De nos jours, dans la plupart des cas, cette communication se fait directement depuis l’office notarial par la voie télématique.

5. Le résumé des obligations et des responsabilités du client acheteur

Ci-après nous vous résumons les informations nécessaires pour une bonne préparation de l’acheteur avant de signer un acte d’achat et de vente, en Espagne. N’oubliez pas qu’il y a des bureaux professionnels qui peuvent prêter conseil à l’acheteur, pendant chacune des étapes du processus d’achat.

Documents nécessaires pour la signature auprès de l’office notarial

  • Carte d’identité ou passeport originaux
  • Numéro d’identification pour étrangers (NIE) original (uniquement pour les non-espagnols)

Le NIE est le numéro d’identification pour les non-espagnols, à effet fiscal ; il est utilisé pour réaliser toute activité économique en Espagne Il faut le présenter à l’office notarial et il est nécessaire pour payer les impôts. Pour l’obtenir, il faut déposer une demande auprès du Commissariat de la police espagnole, en y joignant une copie du passeport certifiée conforme par un notaire. Deux à trois semaines sont nécessaires pour son octroi.

  • Chèques bancaires ou documents justifiant les virements bancaires. En fonction des conditions de paiement À ce sujet, beaucoup d’acheteurs réalisant une opération pour la première fois en Espagne doivent auparavant ouvrir un compte auprès d’une banque locale.
  • Reçus des paiements déjà réalisés
  • Modification des factures de services : électricité, eau, téléphone, etc.

Frais dérivés de la signature de l’achat et de la vente

Les frais totaux pour l’acheteur lors d’une opération d’achat ou de vente peuvent aller de 10 à 13 % du prix d’achat, à savoir :

  • Impôts. ITP 8-10 % ou TVA/IVA 10 %
  • Registre de la propriété. 1 % 1%
  • Frais d’hypothèque. 1 % 1%
  • Honoraires des avocats / gestionnaire. 1 %
  • Frais de l’office notarial. 0,5 % 0.5%
  • Frais bancaires. En fonctions du mode de paiement et des entités bancaires.

La Loi sur le blanchiment de capitaux

Au sens de la Loi espagnole 10/2010 sur la prévention du blanchiment de capitaux et du financement du terrorisme, nous conseillons aux acheteurs de préparer bien à l’avance tous les documents et moyens de preuve nécessaires pour le paiement du prix de l’achat.

Aussi bien les entités financières que les notaires peuvent vous exiger de présenter beaucoup de documents dans le but de justifier correctement l’origine des fonds.

6. Le résumé des obligations et des responsabilités du client vendeur

Ci-après nous vous résumons les informations nécessaires pour une bonne préparation du vendeur avant de signer un acte d’achat et de vente, en Espagne.

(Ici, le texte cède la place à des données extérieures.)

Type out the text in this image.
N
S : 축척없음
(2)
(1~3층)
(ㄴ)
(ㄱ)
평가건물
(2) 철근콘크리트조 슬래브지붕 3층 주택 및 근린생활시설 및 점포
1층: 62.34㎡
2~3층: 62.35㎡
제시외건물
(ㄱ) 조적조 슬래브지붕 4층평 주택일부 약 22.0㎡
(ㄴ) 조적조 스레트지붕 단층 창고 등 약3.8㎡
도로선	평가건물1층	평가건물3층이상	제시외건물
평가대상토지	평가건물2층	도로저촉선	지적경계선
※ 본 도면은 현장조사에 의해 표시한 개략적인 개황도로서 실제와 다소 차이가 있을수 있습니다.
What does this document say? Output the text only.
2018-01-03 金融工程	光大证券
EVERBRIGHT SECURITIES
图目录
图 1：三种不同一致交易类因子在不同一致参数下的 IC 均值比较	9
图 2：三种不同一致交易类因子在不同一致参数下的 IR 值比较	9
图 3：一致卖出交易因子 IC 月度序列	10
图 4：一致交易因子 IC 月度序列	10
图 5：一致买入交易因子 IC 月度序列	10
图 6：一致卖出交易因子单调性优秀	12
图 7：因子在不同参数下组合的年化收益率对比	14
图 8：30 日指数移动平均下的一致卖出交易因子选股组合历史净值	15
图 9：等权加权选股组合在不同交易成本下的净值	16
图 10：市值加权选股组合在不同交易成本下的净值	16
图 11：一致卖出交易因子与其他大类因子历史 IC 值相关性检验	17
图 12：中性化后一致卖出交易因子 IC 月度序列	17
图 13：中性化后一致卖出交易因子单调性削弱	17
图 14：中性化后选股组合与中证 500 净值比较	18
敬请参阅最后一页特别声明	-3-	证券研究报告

Documents nécessaires pour la signature auprès de l’office notarial

  • Carte d’identité ou passeport originaux
  • Numéro d’identification pour étrangers (NIE) original (uniquement pour les non-espagnols)
  • L’acte d’achat et de vente original
  • Pour les constructions neuves, l’acte de déclaration de nouvelle construction
  • Permis de construire communal
  • Déclaration de fin de chantier de la mairie (« final de obra »)
  • Certificat d’habitabilité (« cédula de habitabilidad »)
  • Certificat d’efficacité énergétique
  • Dernier relevé de l’IBI
  • Factures et derniers relevés des services : électricité, eau, téléphone, etc.
  • Informations sur l’hypothèque, s’il y en a une

Frais dérivés de la signature de l’achat et de la vente

  • Impôts

Pour la transmission d’un bien immeuble, le vendeur doit payer l’IRPF (Impôt sur le revenu des personnes physiques) au titre du profit patrimonial, avant le 30 juin de l’année suivant la transmission. Le profit ou la perte sont calculés en fonction de la différence entre la valeur d’acquisition et la valeur de transmission.
Si le vendeur est résident en Espagne, le taux en vigueur est de 21 % sur les profits allant jusqu’à 6 000 euros, de 25 % sur les profits qui vont de 6 001 à 24 000 euros et de 27 % à partir de 24 000,01 euros.
Si le vendeur n’est pas résident en Espagne, le taux d’imposition est de 21 % sur le bénéfice patrimonial dérivé de la vente de l’immeuble. Il faut signaler que, dans ce cas, l’acheteur (qu’il soit ou non résident en Espagne) est obligé de retenir et payer au Trésor public espagnol 3 % de la contreprestation convenue, dans un délai d’un mois à compter de la date de la vente.

  • Commissions de l’agence. En règle générale, 5 % plus la TVA/IVA.